A moderação do presidente neste segundo mandato contrasta com um primeiro mandato definido por uma série de demissões relacionadas: o então diretor do FBI, James Comey, foi chamado de “o pior líder da história da agência”; O chefe de gabinete da Casa Branca, Reince Priebus, abandonado na pista na chuva; e o secretário de Estado Rex Tillerson, que teria sido demitido enquanto estava sentado no vaso sanitário.

Ninguém personificou melhor a agitação e a turbulência do que Anthony Scaramucci, que foi demitido após apenas 10 dias do cargo de diretor de comunicações da Casa Branca, após um violento confronto verbal com outros membros da equipe de Trump.

A diferença agora se deve em parte à familiaridade. Durante o seu primeiro mandato, Trump nomeou figuras como Jim Mattis, um ex-general altamente respeitado que o presidente mal conhecia e que mais tarde renunciou ao cargo de secretário da Defesa devido a divergências sobre política externa. Hegseth, por outro lado, está na órbita de Trump há mais de uma década e é um bajulador inveterado.

Tara Setmayer, cofundadora e diretora executiva do Projeto Seneca, um comitê de ação política liderado por mulheres, diz que a razão pela qual não estamos vendo tantas demissões desta vez é porque “é tudo uma questão de lisonja”. “Trump encheu o seu gabinete com pessoas que são principalmente leais e incompetentes. Ele neutralizou o Congresso de uma forma sem precedentes. Dada a combinação de falta de responsabilização e de legalistas a um nível que não vimos no primeiro mandato, não é surpreendente que não tenha havido muita rotatividade. Eles fazem tudo o que Trump quer que façam às custas do país”, explica ele.
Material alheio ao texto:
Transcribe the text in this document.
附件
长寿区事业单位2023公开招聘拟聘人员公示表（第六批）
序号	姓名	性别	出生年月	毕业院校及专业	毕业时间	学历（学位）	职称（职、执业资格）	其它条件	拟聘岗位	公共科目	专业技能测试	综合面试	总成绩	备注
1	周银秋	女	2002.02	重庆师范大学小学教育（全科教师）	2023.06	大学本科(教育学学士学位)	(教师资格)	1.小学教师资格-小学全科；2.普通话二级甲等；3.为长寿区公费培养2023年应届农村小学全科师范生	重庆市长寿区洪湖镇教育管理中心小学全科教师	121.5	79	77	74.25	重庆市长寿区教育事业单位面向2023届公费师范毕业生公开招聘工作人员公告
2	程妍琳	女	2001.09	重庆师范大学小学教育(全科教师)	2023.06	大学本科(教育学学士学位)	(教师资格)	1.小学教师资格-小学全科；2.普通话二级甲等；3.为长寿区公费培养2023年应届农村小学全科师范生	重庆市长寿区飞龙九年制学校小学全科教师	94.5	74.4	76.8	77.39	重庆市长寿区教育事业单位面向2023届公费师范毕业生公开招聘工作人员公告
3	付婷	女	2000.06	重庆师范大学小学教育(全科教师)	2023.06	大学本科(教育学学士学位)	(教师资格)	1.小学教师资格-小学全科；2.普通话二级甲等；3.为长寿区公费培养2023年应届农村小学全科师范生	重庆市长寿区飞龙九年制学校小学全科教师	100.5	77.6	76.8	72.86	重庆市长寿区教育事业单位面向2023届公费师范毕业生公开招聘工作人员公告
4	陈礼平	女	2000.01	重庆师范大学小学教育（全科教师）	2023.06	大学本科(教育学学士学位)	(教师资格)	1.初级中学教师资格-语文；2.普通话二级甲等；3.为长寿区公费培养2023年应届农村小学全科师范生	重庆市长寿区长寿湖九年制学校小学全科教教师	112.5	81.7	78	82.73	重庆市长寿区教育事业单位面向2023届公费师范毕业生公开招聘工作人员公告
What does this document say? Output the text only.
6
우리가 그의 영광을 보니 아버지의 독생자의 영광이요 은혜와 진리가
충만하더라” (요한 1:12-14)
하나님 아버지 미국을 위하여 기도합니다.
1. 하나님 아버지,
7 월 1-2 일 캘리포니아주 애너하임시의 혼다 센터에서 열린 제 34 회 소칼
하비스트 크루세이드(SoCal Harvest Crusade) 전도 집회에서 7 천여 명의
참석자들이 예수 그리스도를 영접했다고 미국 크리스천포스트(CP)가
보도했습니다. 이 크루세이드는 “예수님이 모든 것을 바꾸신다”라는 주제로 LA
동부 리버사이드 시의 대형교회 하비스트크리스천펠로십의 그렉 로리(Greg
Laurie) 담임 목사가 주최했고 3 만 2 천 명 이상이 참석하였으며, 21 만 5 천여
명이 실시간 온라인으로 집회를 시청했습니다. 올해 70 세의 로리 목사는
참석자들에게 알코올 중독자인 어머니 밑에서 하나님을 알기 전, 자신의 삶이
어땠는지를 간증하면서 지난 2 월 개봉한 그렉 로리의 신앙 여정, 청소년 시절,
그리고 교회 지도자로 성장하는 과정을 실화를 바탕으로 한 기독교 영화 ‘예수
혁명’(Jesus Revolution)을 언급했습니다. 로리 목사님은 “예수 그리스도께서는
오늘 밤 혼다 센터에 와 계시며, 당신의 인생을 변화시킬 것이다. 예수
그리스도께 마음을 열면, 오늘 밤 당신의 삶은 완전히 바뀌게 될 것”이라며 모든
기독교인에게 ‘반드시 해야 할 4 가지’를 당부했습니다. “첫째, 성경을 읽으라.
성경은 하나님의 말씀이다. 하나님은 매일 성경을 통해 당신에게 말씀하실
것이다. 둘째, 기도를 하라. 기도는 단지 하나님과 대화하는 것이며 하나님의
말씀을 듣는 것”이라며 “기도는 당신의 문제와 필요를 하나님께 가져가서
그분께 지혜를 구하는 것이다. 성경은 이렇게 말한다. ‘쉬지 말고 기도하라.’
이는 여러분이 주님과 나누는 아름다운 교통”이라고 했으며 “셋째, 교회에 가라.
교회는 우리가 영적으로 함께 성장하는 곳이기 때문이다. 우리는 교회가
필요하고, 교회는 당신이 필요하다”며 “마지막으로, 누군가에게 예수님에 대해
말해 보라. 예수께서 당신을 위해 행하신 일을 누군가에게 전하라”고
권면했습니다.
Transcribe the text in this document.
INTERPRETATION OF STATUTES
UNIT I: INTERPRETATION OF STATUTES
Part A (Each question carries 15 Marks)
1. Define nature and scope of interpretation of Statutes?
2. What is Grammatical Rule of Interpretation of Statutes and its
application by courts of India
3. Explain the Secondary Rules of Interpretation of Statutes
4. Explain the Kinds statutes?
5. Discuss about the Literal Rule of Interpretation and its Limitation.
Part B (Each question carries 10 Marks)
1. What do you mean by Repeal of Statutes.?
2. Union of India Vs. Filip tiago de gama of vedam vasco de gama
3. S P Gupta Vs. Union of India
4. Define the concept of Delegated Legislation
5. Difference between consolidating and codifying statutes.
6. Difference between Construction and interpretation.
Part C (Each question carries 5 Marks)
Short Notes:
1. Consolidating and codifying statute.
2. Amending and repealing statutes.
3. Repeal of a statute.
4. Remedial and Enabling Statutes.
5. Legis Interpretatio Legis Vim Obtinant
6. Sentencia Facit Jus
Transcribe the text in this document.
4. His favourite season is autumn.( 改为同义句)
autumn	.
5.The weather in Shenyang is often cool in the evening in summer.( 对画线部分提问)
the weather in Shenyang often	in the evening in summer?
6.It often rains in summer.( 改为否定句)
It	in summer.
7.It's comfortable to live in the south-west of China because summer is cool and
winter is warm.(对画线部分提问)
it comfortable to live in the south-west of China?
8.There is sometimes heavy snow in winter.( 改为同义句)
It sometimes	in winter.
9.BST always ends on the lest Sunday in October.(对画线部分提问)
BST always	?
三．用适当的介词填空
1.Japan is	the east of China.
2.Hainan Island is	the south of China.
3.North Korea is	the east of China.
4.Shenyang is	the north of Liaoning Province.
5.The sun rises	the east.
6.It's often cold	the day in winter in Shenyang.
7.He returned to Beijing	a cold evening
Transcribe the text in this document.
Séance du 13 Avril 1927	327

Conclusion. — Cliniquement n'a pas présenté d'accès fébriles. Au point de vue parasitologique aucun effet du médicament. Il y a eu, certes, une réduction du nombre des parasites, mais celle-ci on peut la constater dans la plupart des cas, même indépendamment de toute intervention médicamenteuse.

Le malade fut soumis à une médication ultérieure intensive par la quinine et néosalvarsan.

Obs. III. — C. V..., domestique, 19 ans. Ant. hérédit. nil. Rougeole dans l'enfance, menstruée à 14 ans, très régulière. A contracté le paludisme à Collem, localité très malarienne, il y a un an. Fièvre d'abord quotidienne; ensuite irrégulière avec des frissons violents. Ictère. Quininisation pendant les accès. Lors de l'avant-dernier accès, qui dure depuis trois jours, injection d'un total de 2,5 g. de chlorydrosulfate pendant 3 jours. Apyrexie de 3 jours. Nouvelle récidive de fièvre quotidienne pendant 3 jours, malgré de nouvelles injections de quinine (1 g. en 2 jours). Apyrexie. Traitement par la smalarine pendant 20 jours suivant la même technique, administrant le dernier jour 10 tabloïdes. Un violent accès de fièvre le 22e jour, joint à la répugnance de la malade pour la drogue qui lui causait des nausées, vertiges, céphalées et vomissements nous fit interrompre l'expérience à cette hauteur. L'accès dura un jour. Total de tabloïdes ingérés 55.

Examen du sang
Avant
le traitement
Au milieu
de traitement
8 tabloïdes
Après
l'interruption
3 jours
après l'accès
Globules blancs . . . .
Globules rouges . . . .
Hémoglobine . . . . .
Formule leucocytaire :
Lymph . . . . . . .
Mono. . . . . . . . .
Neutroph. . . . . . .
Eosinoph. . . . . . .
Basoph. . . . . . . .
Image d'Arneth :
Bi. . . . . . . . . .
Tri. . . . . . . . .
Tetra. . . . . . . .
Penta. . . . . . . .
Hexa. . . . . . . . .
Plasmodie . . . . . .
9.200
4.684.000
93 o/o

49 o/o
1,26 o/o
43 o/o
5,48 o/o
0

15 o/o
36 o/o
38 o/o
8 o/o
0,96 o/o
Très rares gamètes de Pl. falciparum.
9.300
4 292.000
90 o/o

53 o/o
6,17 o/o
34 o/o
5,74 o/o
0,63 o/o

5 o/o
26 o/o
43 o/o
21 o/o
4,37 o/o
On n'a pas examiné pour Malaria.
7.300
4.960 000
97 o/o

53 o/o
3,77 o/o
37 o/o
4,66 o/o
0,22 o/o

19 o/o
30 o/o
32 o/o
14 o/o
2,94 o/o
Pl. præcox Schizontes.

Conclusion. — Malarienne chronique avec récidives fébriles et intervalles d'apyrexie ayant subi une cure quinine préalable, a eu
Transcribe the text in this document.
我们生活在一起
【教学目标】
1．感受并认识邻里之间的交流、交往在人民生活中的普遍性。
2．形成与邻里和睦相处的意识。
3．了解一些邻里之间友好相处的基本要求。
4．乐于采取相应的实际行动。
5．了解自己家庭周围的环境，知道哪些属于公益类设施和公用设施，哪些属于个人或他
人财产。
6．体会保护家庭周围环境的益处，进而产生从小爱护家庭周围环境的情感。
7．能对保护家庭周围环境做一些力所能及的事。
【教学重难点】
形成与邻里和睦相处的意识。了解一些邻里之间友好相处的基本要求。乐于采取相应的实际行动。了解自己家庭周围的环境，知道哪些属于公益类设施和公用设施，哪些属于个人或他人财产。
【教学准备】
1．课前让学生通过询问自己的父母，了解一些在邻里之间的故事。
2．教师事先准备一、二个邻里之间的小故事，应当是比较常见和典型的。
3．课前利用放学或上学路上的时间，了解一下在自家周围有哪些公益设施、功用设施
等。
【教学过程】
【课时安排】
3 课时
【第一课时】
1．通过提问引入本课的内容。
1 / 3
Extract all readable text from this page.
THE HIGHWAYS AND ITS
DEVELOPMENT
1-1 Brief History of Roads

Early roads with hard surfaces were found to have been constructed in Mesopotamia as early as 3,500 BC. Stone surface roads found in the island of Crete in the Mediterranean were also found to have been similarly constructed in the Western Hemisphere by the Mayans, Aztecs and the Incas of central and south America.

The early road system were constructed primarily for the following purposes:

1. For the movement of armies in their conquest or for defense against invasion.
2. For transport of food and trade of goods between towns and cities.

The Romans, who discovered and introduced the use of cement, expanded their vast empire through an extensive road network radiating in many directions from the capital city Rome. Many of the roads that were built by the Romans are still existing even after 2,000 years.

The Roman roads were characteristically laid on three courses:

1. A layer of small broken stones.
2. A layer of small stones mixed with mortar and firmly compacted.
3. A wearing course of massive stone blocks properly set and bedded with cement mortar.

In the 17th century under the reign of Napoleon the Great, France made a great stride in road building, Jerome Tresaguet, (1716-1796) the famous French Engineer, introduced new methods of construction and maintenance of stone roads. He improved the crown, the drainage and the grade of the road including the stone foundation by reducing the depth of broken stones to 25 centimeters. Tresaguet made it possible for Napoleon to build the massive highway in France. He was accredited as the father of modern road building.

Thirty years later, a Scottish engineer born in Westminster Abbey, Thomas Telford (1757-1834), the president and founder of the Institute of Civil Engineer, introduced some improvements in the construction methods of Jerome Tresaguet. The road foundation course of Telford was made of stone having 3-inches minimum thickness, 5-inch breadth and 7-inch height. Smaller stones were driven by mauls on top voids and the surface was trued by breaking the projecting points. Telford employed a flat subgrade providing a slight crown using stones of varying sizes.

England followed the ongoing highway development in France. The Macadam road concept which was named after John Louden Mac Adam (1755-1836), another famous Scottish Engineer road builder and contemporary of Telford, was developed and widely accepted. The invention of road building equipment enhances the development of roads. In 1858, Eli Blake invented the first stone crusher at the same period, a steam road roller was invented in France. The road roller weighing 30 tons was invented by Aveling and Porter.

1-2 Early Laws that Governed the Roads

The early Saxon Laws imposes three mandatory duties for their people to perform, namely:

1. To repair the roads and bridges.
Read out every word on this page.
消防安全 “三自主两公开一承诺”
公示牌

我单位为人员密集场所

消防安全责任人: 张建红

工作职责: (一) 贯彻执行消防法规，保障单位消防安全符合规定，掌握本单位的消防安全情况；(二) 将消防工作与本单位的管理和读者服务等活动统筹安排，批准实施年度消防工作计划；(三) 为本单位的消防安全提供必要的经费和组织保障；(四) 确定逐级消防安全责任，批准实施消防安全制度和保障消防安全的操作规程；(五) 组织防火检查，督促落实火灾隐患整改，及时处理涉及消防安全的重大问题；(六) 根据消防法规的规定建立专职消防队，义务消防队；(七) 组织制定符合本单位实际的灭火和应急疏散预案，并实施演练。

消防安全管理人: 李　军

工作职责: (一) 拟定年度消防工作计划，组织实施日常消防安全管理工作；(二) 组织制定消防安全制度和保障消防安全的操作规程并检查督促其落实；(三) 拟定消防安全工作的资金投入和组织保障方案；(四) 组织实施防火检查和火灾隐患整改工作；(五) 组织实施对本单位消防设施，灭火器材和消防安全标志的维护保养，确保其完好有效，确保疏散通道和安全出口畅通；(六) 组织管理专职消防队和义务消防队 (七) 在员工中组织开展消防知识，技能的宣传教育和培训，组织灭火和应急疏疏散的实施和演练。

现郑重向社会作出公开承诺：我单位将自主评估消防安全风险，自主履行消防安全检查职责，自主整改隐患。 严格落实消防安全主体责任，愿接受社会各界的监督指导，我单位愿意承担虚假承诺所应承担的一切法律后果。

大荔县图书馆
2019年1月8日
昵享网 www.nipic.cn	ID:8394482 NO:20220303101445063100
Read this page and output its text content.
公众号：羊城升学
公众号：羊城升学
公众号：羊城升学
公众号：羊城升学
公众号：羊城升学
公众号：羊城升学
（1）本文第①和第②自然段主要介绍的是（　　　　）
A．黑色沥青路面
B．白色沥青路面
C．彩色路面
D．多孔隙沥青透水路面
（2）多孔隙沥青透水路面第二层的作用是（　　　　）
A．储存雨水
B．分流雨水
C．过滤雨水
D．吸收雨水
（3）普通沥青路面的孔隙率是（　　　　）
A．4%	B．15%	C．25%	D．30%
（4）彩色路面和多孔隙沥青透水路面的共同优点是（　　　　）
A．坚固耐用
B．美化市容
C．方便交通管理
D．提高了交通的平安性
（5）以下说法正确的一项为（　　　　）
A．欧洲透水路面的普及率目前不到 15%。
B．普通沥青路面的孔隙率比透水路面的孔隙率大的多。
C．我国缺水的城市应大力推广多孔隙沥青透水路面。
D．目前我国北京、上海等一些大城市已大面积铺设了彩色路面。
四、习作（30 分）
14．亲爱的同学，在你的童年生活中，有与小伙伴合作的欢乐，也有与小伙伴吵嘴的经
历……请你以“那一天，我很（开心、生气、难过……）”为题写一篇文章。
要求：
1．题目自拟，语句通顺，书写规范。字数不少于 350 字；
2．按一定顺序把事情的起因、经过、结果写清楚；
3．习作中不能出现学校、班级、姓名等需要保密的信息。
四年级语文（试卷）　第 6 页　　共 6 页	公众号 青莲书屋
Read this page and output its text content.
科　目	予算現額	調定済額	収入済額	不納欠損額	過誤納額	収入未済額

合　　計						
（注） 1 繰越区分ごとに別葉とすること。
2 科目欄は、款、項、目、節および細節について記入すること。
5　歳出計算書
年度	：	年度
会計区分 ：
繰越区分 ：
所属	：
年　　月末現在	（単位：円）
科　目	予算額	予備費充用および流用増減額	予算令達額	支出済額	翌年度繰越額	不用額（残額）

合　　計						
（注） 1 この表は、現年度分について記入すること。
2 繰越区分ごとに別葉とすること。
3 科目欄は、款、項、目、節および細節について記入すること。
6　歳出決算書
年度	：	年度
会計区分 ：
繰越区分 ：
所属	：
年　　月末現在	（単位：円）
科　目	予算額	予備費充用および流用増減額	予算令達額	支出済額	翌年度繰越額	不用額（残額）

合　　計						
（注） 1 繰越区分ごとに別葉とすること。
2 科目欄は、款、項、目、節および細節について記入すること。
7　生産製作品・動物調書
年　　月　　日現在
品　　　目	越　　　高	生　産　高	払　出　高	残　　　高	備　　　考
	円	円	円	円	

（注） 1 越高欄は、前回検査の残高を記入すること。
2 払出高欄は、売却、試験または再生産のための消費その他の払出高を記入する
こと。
Porém, a verdade é que houve outros tipos de expurgos. Trump iniciou a sua presidência no início de 2025 apelando à demissão de milhões de funcionários federais e destituindo os restantes membros dos conselhos consultivos, enquanto o Departamento de Justiça despedia dezenas de procuradores de carreira, incluindo alguns ligados a investigações envolvendo o próprio Trump.